So being a nurse in a rural community, its good practice to involve yourself in as much education as you possibly can, to further your knowledge and prepare you for different types of situations. Well... today's course I eagerly attended: Emergency Deliveries ( basically how to catch the baby when there is no way they are transferring off the island).
I have been present for a few deliveries ( both c-sections and vag births) in my short nursing career, and I know that in "real life" its nothing like a fluffy TLC birth story special. I've been reading text books, baby books, and scanning the internet for the past 2 months... reading everything I come across about pregnancy and birth trying to prepare myself.
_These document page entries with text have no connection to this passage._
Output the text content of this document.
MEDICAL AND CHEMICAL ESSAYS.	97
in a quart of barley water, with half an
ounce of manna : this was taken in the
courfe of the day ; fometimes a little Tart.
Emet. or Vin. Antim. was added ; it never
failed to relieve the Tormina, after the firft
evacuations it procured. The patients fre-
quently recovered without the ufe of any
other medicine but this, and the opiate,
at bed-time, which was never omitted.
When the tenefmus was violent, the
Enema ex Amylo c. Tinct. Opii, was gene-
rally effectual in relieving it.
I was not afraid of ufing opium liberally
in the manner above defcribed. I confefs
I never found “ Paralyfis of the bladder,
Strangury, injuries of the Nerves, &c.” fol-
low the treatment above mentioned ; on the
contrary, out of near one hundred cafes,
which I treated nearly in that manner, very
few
Oh My God... what I was Not prepared for??? To sit in a classroom full of my co-workers ( nurses and doctors) and listen to the "quick and dirty", X-Rated version of labor and delivery. At one point ( probably in between discussions of prolapsed uterus and 3rd degree tears), I felt as though I might pass out and cry all at the same time, going into a mini anxiety attack. Then I realised that I was holding on to my perineum for dear life, guarding it from the trauma I was envisioning in my head. I was having phantom pains as manoeuvres of "releasing the babies shoulder when its stuck behind the mothers pubic bone "( gaggg) were demonstrated. ... "get the mother to get those legs as far up to her head as possible"....... As I sat and listened and took notes... my mind wandered to when the next yoga class was and how I shouldn't miss it.
Don't get me wrong, I am grateful for the education, and found it very informative. It will serve useful if a labouring mom walks through the ER doors on a night shift ( knock on wood... I hope it Never happens on my shift!).. And when it is my time to switch roles to the patient... it will serve as a great source of anxiety. I will be a bag of nerves, replaying all of those scary bits of information over and over in my head. Maybe by some miracle, I will forget everything related to my placenta, uterus, cervix, pubic bone and perineum
Well I suppose that is enough ranting for today. Besides- I have a very important yoga class to get to.